Marx followed the labour theory of value, as had Adam Smith, holding that the value of goods lay in the labour it cost to produce them. The various inputs of production could be valued at the labour it had taken to make them. From this came his view of profit as “surplus value” that derived from exploitation, not paying the worker the true value of his product. The problem with this is that value is not a property that resides in object. It exists in the mind because people value things, and value them differently. We value things; they don’t have value. If nobody values an object, then it has no value, no matter how much labour it might have taken to produce it.

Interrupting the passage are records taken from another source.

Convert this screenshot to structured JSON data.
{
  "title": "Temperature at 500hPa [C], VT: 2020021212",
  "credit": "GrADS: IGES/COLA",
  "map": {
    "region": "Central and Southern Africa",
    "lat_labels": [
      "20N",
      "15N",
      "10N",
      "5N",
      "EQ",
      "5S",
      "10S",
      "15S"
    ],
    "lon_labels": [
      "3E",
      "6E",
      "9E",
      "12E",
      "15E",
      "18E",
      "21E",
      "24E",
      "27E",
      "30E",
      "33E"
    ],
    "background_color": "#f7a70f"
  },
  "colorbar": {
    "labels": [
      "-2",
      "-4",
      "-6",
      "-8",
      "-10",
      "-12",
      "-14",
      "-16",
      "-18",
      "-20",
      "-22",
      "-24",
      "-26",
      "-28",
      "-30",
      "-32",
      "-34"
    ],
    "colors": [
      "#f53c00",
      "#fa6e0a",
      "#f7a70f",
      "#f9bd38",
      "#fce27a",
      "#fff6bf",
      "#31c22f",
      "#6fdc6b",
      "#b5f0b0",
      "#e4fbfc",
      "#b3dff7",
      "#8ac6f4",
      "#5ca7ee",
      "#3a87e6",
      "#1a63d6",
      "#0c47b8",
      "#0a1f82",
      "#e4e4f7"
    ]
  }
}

Marx also followed a Hegelian view of how change takes place. In Hegel’s view a state of affairs (the thesis), generates contradictions within it (the antithesis), and from a violent clash between the two, a new order emerges (the synthesis). This, in turn, becomes a new thesis, and the cycle is repeated. History, on this model, moves in triads, though a series of violent clashes. Marx thought that capitalism would and did generate internal contradictions, such as the class-consciousness that comes from putting workers together in factories. From these would come the violent clashes that would ultimately see capitalism replaced by socialism. Revolutionary violence was the force driving change.

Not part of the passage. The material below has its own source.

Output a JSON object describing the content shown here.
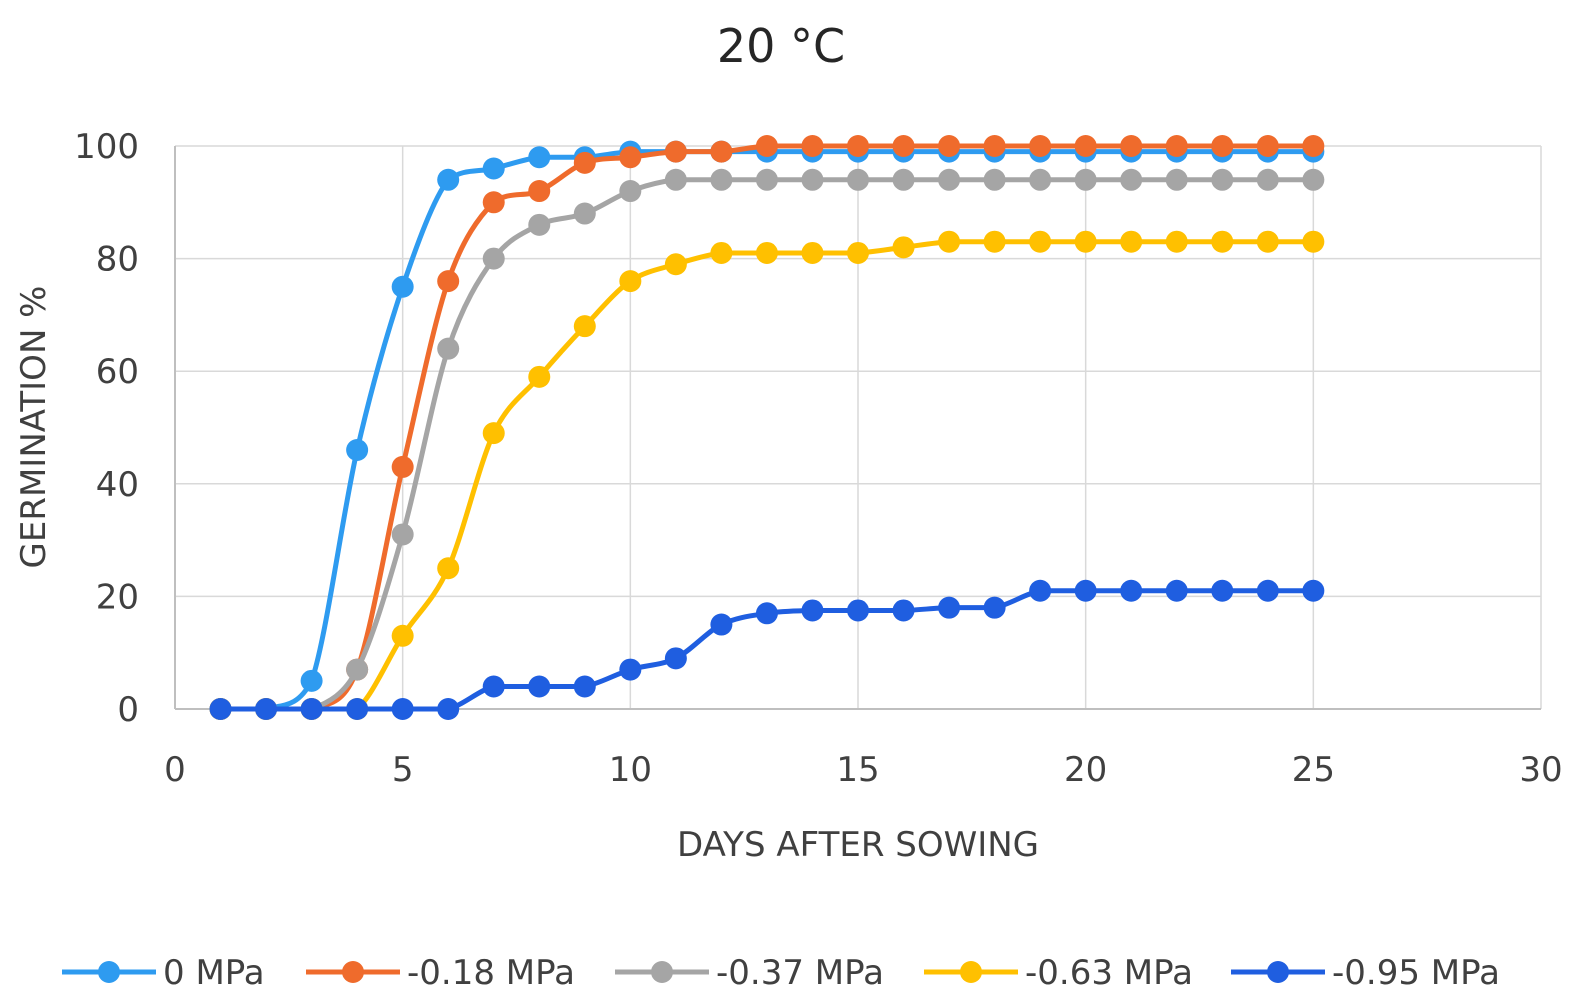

It is a pity that Marx had not given more attention to the Darwinian view of change. His “Das Kapital” was published in 1867, eight years after Darwin’s “The Origin of Species.” Marx had read Darwin, and admired the way he accounted for human origins without recourse to religion. What he didn’t spot was the mechanism of change, by which innovations gradually over time spread to become the new norms. It provides a more fruitful and convincing account of how human societies develop and change, by evolution rather than revolution.
On the Marxist analysis, the climactic struggle and outcome should have come first in the most advanced and developed economies, those in the fullest and final stage of capitalism. It did not, of course, because Russia was not among them. Lenin simply did what was needed to win power, and rewrote the book afterwards. Mao later did the same in China. Neither case followed the Marxist model of historical progression.

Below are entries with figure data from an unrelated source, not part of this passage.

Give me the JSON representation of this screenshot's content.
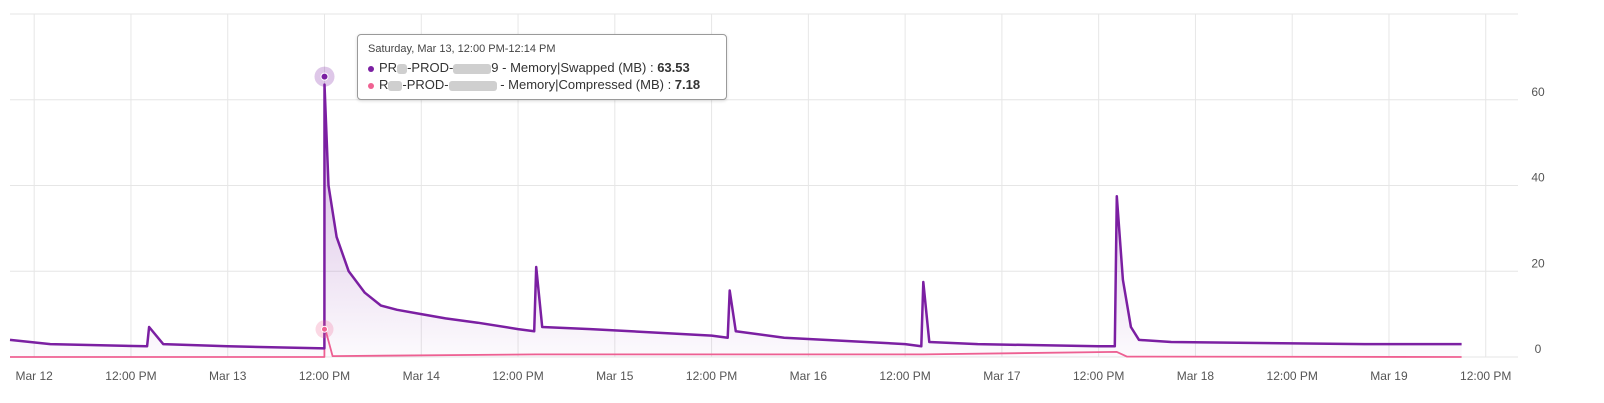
{
  "chart_data": {
    "type": "area",
    "x_tick_labels": [
      "Mar 12",
      "12:00 PM",
      "Mar 13",
      "12:00 PM",
      "Mar 14",
      "12:00 PM",
      "Mar 15",
      "12:00 PM",
      "Mar 16",
      "12:00 PM",
      "Mar 17",
      "12:00 PM",
      "Mar 18",
      "12:00 PM",
      "Mar 19",
      "12:00 PM"
    ],
    "y_ticks": [
      0,
      20,
      40,
      60
    ],
    "ylim": [
      0,
      80
    ],
    "xlim": [
      "2021-03-11T21:00",
      "2021-03-19T16:00"
    ],
    "grid": true,
    "series": [
      {
        "name": "PROD - Memory|Swapped (MB)",
        "color": "#7b1fa2",
        "x": [
          "2021-03-11T21:00",
          "2021-03-12T02:00",
          "2021-03-12T14:00",
          "2021-03-12T14:15",
          "2021-03-12T16:00",
          "2021-03-13T00:00",
          "2021-03-13T11:59",
          "2021-03-13T12:00",
          "2021-03-13T12:30",
          "2021-03-13T13:30",
          "2021-03-13T15:00",
          "2021-03-13T17:00",
          "2021-03-13T19:00",
          "2021-03-13T21:00",
          "2021-03-14T00:00",
          "2021-03-14T03:00",
          "2021-03-14T07:00",
          "2021-03-14T12:00",
          "2021-03-14T14:00",
          "2021-03-14T14:15",
          "2021-03-14T15:00",
          "2021-03-14T21:00",
          "2021-03-15T12:00",
          "2021-03-15T14:00",
          "2021-03-15T14:15",
          "2021-03-15T15:00",
          "2021-03-15T21:00",
          "2021-03-16T12:00",
          "2021-03-16T14:00",
          "2021-03-16T14:15",
          "2021-03-16T15:00",
          "2021-03-16T21:00",
          "2021-03-17T12:00",
          "2021-03-17T14:00",
          "2021-03-17T14:15",
          "2021-03-17T15:00",
          "2021-03-17T16:00",
          "2021-03-17T17:00",
          "2021-03-17T21:00",
          "2021-03-18T21:00",
          "2021-03-19T09:00"
        ],
        "values": [
          4,
          3,
          2.5,
          7,
          3,
          2.5,
          2,
          63.53,
          40,
          28,
          20,
          15,
          12,
          11,
          10,
          9,
          8,
          6.5,
          6,
          21,
          7,
          6.5,
          5,
          4.5,
          15.5,
          6,
          4.5,
          3,
          2.5,
          17.5,
          3.5,
          3,
          2.5,
          2.5,
          37.5,
          18,
          7,
          4,
          3.5,
          3,
          3
        ]
      },
      {
        "name": "PROD - Memory|Compressed (MB)",
        "color": "#f06292",
        "x": [
          "2021-03-11T21:00",
          "2021-03-13T11:59",
          "2021-03-13T12:00",
          "2021-03-13T13:00",
          "2021-03-14T14:15",
          "2021-03-15T14:15",
          "2021-03-16T14:15",
          "2021-03-17T14:15",
          "2021-03-17T15:30",
          "2021-03-19T09:00"
        ],
        "values": [
          0,
          0,
          7.18,
          0.2,
          0.6,
          0.6,
          0.6,
          1.2,
          0.1,
          0
        ]
      }
    ]
  },
  "tooltip": {
    "title": "Saturday, Mar 13, 12:00 PM-12:14 PM",
    "rows": [
      {
        "prefix": "PR",
        "mid": "-PROD-",
        "suffix": "9 - Memory|Swapped (MB) : ",
        "value": "63.53",
        "color": "#7b1fa2"
      },
      {
        "prefix": "R",
        "mid": "-PROD-",
        "suffix": " - Memory|Compressed (MB) : ",
        "value": "7.18",
        "color": "#f06292"
      }
    ]
  }
}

Where Marx did succeed was in pointing to the way in which changes in the economy, specifically in the means of production, lead to changes in its social organization and, indeed, to a society’s culture and its laws. In his 1847 “Poverty of Philosophy,” he wrote, “The hand-mill gives you society with the feudal lord; the steam-mill society with the industrial capitalist.” Marxists tend to over-egg this insight if they claim this to be the sole cause behind social change, but other historians regard it as one useful key, among others on the chain, as they seek to unlock and understand why the past happened as it did.